Sylwester concluded that "the CIA did attempt to collect information from Oswald in a clandestine manner, through George De Mohrenschildt, without Oswald's knowledge of De Mohrenschildt's intentions. This is not a normal method of collecting information from defectors. People who normally collect information from defectors are normally not qualified to use techniques of this kind, and they would not have been informed at all about this operation". De Mohrenschildt may have been qualified to collect information from Oswald; or someone more experienced may have collected it from him. As we will see, Matlack and Czajkowski spent some time with de Mohrenschildt before the assassination.
While trying to organize a coup of the Duvalier regime in Haiti, de Mohrenschildt finds himself being debriefed by Matlack and CzajkowskiRight about the time that Ruth and Marina became housemates, de Mohrenschildt left Dallas and never saw the Oswalds again. De Mohrenschildt was now working with Clemard Charles, a Haitian banker and political leader. De Mohrenschildt was touting Charles to his contacts as a possible new leader for Haiti that could effectively replace "Papa Doc" Francois Duvalier.
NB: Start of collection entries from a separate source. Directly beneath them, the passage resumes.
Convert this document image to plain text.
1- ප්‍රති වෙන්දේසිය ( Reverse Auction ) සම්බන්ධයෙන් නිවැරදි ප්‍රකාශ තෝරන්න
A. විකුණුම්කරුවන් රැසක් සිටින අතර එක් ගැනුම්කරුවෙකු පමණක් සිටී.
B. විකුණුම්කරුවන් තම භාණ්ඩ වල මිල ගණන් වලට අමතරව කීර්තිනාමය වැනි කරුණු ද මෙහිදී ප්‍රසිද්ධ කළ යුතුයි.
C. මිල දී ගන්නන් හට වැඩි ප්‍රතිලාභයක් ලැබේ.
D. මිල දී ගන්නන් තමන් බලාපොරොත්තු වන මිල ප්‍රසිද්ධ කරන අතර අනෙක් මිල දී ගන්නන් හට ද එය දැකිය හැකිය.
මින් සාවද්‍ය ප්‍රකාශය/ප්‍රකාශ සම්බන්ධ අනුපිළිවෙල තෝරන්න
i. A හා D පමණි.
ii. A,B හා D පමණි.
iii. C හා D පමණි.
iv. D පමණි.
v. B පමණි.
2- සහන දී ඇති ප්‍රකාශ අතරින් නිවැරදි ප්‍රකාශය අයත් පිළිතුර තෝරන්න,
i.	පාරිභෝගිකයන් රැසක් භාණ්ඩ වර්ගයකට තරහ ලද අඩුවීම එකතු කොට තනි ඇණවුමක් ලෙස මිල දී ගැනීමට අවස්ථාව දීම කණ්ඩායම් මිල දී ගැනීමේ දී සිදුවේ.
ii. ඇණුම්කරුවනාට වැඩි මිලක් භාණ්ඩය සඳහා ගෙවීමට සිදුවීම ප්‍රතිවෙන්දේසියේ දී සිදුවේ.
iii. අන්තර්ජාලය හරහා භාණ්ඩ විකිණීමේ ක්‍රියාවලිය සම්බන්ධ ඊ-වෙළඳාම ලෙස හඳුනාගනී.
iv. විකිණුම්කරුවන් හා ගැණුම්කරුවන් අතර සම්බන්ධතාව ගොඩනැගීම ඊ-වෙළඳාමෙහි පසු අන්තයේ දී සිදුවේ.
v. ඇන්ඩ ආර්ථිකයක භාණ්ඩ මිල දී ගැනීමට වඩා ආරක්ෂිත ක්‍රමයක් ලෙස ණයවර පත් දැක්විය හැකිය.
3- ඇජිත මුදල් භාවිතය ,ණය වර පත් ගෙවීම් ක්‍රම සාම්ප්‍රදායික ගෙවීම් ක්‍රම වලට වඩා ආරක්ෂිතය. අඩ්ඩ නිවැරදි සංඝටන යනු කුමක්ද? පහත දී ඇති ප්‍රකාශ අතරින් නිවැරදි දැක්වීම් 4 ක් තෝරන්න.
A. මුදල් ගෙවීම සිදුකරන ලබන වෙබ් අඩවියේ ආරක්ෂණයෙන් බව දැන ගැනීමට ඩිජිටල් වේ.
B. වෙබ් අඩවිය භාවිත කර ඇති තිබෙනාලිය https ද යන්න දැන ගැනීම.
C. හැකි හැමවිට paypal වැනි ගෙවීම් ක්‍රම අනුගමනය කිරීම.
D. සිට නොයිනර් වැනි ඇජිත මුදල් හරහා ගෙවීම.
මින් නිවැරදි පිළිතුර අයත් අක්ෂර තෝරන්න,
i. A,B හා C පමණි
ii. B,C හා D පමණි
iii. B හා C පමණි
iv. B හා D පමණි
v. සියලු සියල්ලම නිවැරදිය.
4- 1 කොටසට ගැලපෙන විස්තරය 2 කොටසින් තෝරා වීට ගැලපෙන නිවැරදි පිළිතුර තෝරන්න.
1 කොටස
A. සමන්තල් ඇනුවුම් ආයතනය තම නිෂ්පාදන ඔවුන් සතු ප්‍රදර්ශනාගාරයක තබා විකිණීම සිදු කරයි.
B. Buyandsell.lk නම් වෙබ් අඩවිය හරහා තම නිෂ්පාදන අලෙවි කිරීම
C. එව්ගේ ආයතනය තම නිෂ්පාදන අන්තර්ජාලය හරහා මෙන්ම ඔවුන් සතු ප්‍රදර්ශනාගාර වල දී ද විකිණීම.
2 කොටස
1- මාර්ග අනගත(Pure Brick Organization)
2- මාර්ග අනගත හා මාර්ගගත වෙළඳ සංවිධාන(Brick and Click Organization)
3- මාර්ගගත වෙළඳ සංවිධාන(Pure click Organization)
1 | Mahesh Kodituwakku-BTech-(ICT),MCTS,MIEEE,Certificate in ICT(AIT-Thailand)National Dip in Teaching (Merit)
According to an Army Intelligence memo, "(de Mohrenschidt,) a business associate of Vice President L. B. Johnson, traveled with Charles in 1963 when he visited various U.S. government officers, both in Washington and in New York...(de Mohrenschildt) appeared to have the close personal contacts that provided Charles with the opportunity to air his views and his intentions to the higher echelons of USI (US intelligence) and the U.S. government; on occasions it was either de Mohrenschildt or Charles who made direct telephone contact with USI, rather than vice versa. How these telephone numbers were obtained is not known."
On 4/26/63, Gale Allen of the Domestic Operations Division requested an expedited check of sources on de Mohrenschildt while he was in Washington DC. This may mark the beginning of a covert debriefing of de Mohrenschildt. In a 2004 interview with author David Kaiser, Allen said that he had done this on behalf of someone else who had "plans" for de Mohrenschildt.
This man with plans was apparently C. Frank Stone, also of the Domestic Operations Division, who asked Anna Panor to request more information on de Mohrenschildt. Leo Dunn at the Personnel Security Division provided a summary of de Mohrenschildt's activities, which stated that certain derogatory information could be used to determine the right amount of contact with de Mohenschildt.
Anna Panor wrote a 5/9/63 memo to Stone, suggesting that more information could be obtained by contacting Thomas Schreyer, a high-level covert action officer in Meyer's office who had handled de Mohrenschildt's file in the past.